Job hunting expenses can be tax deductible too but there are exceptions such as expenses involved in your search for a new job in a new career field and working full-time for the first time. Major tax breaks are expected in case you are moving to a new and different city for your first job.
Get a jump start on retirement savings with your company’s 401(k). Each year, you can secure up to $18,000 from your income taxes by contributing on one. If you have a family coverage, you could secure $6,750 from contributing to a health savings account in case you are enrolled in a high-deductible health plan.

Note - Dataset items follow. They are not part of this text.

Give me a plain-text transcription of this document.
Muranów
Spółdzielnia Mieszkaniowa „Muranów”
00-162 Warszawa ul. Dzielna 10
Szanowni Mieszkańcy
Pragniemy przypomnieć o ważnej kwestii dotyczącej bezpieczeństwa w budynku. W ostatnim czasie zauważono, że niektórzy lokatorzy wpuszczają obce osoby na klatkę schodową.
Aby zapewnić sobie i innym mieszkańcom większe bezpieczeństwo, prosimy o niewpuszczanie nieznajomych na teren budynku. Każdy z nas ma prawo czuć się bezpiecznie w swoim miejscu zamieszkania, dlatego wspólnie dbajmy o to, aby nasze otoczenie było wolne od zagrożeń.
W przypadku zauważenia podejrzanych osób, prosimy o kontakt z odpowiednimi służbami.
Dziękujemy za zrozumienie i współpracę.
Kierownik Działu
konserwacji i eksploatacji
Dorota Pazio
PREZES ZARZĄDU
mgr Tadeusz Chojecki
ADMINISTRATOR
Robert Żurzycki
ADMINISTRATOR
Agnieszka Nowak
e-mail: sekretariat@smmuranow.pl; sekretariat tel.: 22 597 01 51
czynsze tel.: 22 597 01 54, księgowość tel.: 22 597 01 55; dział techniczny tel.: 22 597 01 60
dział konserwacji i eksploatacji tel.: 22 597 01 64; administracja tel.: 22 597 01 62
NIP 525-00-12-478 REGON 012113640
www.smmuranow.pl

And if you are single, you can secure up to $3,400. Placing your money into a flexible spending account could keep an added $2,600 out of your taxable income.
Getting big deductions for business expenses is possible if you are planning to be a freelancer or to be your own boss as a new college graduate. Southbourne Group also advises saving at least 25% of what you’re earning for the IRS.
Research more about lifetime learning credit and understand its importance. You can claim up to $2,000 of a tax credit for post-secondary work at eligible educational institutions. This is possible if your adjusted gross income is below $65,000 as a single filer, or below $131,000 as a married person filing jointly.
Saving money has a lot of benefits and one of which is cutting your tax bill. If you’re a married person filing jointly and have an adjusted gross income of less than $62,000, you may qualify for the saver’s credit, while for a single filer, it should be below $31,000. That can reduce your tax bill by up to 50% of the first $2,000 if you’re a single filer, or $4,000 if you’re a married person filing jointly you contribute to an eligible retirement plan.
Southbourne Tax Group doesn’t want you to overspend on tax software and getting professional help in this regard. The firm suggests using the free packages from trusted tax software companies if your tax situation is quite simple. Get that professional help at Volunteer Income Tax Assistance program, which can help you meet with a pro at little or no cost.
Attach docs, images, videos, and files by dragging & dropping here, or select files.